Le désenchantement

Mohamed Khoukhchani*

Face à l’image de notre pays qui ne cesse de se détériorer, à cause principalement du mauvais fonctionnement de l’intermédiation, à cause du relâchement des courroies de transmission, tout responsable soucieux de voir le Maroc occuper une bonne place parmi les États démocratiques ne doit rester indifférent.

Tout le monde sait bien que la force de toute démocratie qui se respecte, tout comme sa faiblesse ou sa fragilité, réside dans l’état de santé de ses organisations politiques et syndicales. Ce même état de santé dépend également de l’efficience ou non des acteurs les plus dynamiques de la société civile qui y opèrent conjointement avec les forces politiques et syndicales du pays.

Le Maroc, me diriez-vous, certes est loin d’être un cas isolé. C’est tout-à-fait juste, mais pourquoi jusqu’à peu de temps, d’aucuns, et pas des moins influents de la gente politique, considéraient que par rapport aux autres États de la région du Moyen-Orient/Maghreb, notre pays fait l’exception.

Tant que le Maroc, toutes institutions confondues, refuse encore de faire partie des États capables de garantir l’égalité des chances à tous les citoyens sans exception, le changement tant escompté par le pouvoir et le peuple demeure encore trop loin.

Sans que les décideurs n’aient la volonté de faire jouir leurs compatriotes des mêmes droits sans prêter attention à leur statut social, à leur origine ethnique, à leur conviction politique, à leur choix cultuel ou culturel, la société marocaine continuera de fabriquer en séries des chômeurs, des pauvres, des marginaux, des laisser-pour-compte, des personnes en situation difficile qui le jour où ils perdront complètement espoir, des idées noires leur traverseront l’esprit, des idées pires que celle d’emprunter des embarcations de fortune dans l’espoir de débarquer en Europe où de nouvelles épreuves plus ardues les attendent si la chance leur sourit et qu’ils réussissent la grande et pénible épreuve de la traversée de la mer méditerranée.

La démocratie représentative à la marocaine expérimentée depuis les années 70 du siècle dernier est à bout de souffle.
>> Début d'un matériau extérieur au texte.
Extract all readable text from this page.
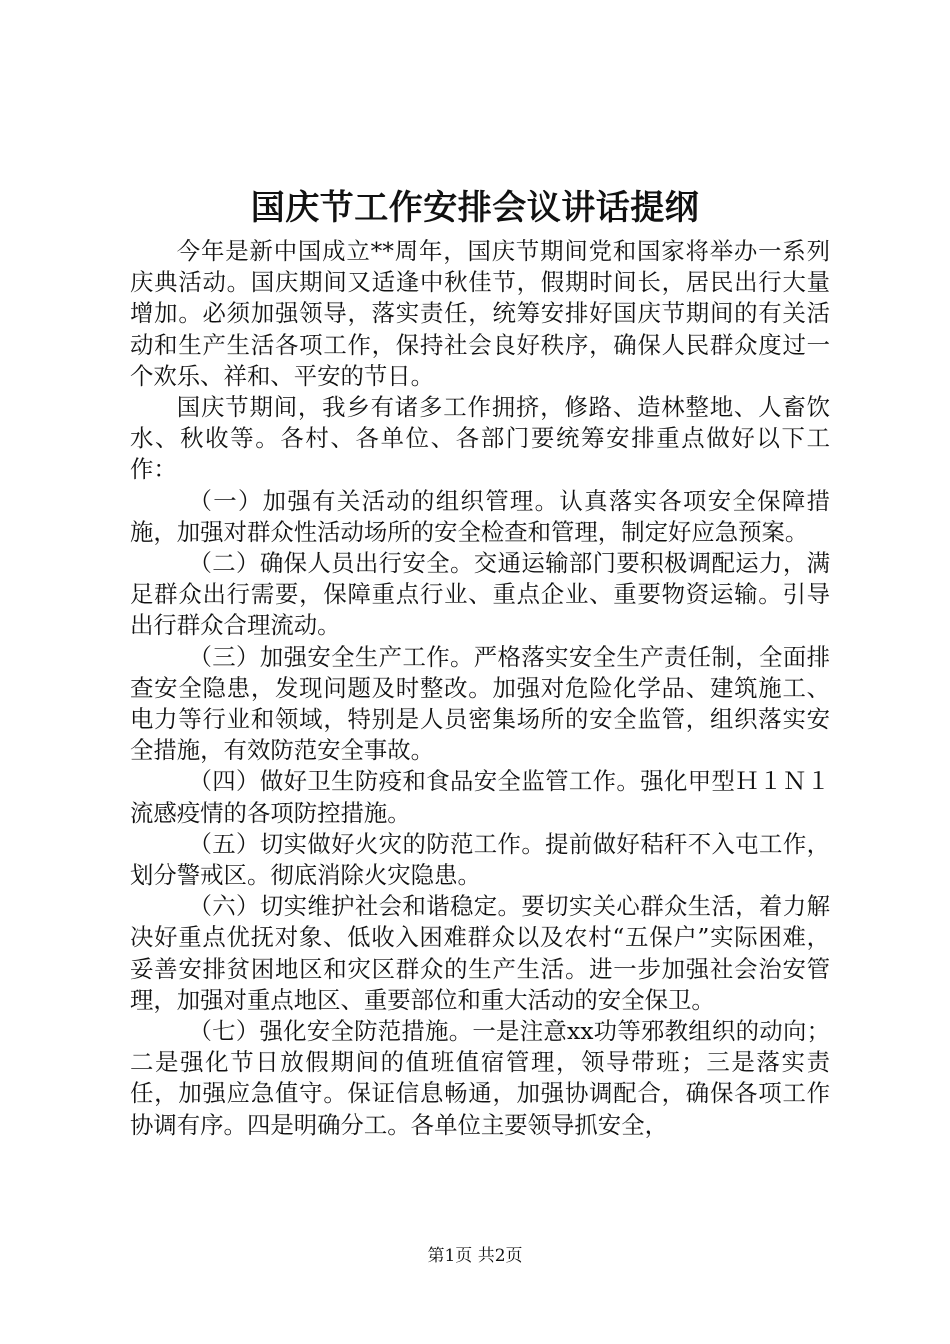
国庆节工作安排会议讲话提纲

今年是新中国成立**周年，国庆节期间党和国家将举办一系列庆典活动。国庆期间又适逢中秋佳节，假期时间长，居民出行大量增加。必须加强领导，落实责任，统筹安排好国庆节期间的有关活动和生产生活各项工作，保持社会良好秩序，确保人民群众度过一个欢乐、祥和、平安的节日。

国庆节期间，我乡有诸多工作拥挤，修路、造林整地、人畜饮水、秋收等。各村、各单位、各部门要统筹安排重点做好以下工作：

（一）加强有关活动的组织管理。认真落实各项安全保障措施，加强对群众性活动场所的安全检查和管理，制定好应急预案。

（二）确保人员出行安全。交通运输部门要积极调配运力，满足群众出行需要，保障重点行业、重点企业、重要物资运输。引导出行群众合理流动。

（三）加强安全生产工作。严格落实安全生产责任制，全面排查安全隐患，发现问题及时整改。加强对危险化学品、建筑施工、电力等行业和领域，特别是人员密集场所的安全监管，组织落实安全措施，有效防范安全事故。

（四）做好卫生防疫和食品安全监管工作。强化甲型Ｈ１Ｎ１流感疫情的各项防控措施。

（五）切实做好火灾的防范工作。提前做好秸秆不入屯工作，划分警戒区。彻底消除火灾隐患。

（六）切实维护社会和谐稳定。要切实关心群众生活，着力解决好重点优抚对象、低收入困难群众以及农村“五保户”实际困难，妥善安排贫困地区和灾区群众的生产生活。进一步加强社会治安管理，加强对重点地区、重要部位和重大活动的安全保卫。

（七）强化安全防范措施。一是注意xx功等邪教组织的动向；二是强化节日放假期间的值班值宿管理，领导带班；三是落实责任，加强应急值守。保证信息畅通，加强协调配合，确保各项工作协调有序。四是明确分工。各单位主要领导抓安全，

第1页 共2页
Car les partis politiques qui ont mis la main à cette pâte bizarroïde ont tous déçu l’espoir porté sur eux par les électeurs. Il faut avouer qu’au Maroc, malgré les diverses tentatives pour asseoir en bonne et due forme des institutions nationales démocratiquement élues et jouissant d’une vraie liberté politique, le train démocratique multiplie les déraillements lors de chaque échéance électorale.
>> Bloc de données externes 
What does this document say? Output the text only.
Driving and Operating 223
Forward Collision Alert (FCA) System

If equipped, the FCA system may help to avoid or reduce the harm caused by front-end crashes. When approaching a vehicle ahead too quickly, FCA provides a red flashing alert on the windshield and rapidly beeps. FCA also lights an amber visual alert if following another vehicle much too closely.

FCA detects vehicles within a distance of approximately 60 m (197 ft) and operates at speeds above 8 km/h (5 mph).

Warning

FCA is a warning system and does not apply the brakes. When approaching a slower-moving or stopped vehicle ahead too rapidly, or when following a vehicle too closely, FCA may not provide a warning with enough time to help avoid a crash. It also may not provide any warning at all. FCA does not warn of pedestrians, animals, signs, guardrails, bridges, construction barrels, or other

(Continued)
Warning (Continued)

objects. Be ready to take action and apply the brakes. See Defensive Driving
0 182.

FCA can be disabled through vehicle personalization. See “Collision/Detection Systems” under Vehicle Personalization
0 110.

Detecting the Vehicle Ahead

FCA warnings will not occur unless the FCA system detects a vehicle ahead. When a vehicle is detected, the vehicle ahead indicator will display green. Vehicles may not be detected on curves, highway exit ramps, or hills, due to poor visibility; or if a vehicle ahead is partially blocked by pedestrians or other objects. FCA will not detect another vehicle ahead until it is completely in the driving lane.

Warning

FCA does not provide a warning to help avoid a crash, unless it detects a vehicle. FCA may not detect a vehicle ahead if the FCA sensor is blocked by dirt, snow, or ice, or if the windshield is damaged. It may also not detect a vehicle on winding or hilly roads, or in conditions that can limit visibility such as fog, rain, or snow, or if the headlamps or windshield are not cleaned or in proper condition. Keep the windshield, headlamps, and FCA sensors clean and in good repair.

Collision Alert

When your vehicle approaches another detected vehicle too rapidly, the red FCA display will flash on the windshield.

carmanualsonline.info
Il est à craindre, par conséquent, qu’avec la multiplication des protestations populaires accentuées par le développement des réseaux sociaux dénonçant tout responsable qui porte préjudice à la bonne gouvernance, que les partis politiques, version classique, finissent par disparaître. Car depuis déjà quelques années, ce sont les réseaux sociaux qui prennent la relève des organisations politiques et syndicales pour encadrer voire mobiliser les citoyens au point de soit les convaincre à boycotter certains produits de consommation, soit les pousser aux soulèvements contre les pouvoirs publics. Les partis politiques et les syndicats qui perdent progressivement leur impact sur leurs partisans ou adeptes risquent un jour de s’éclipser définitivement s’ils ne se remettent pas en question en mettant en place un nouveau système de démocratie interne dotant ainsi leurs instances dirigeantes de nouvelles méthodes d’encadrement au profit à la fois de leurs adhérents et des citoyens ciblés pour renforcer leurs rangs.

D’autant plus qu’avec tout ce qui se dit sur le compte de l’ensemble des leaders politiques et qu’avec tout ce qui s’écrit sur toutes les composantes de l’élite politique du pays dont certains préfèrent se servir au lieu de servir alors que d’autres sont mouillés jusqu’au cou dans des affaires de mœurs, il est regrettable de constater que la politique n’a plus de sens voire plus d’avenir dans notre pays et que les hommes politiques perdent de plus en plus leur crédibilité.

Maintenant que la démocratie représentative, version marocaine, est en panne, n’est-il pas urgent de l’améliorer en tentant la carte de la démocratie dite participative pour ne laisser personne en dehors du jeu politique?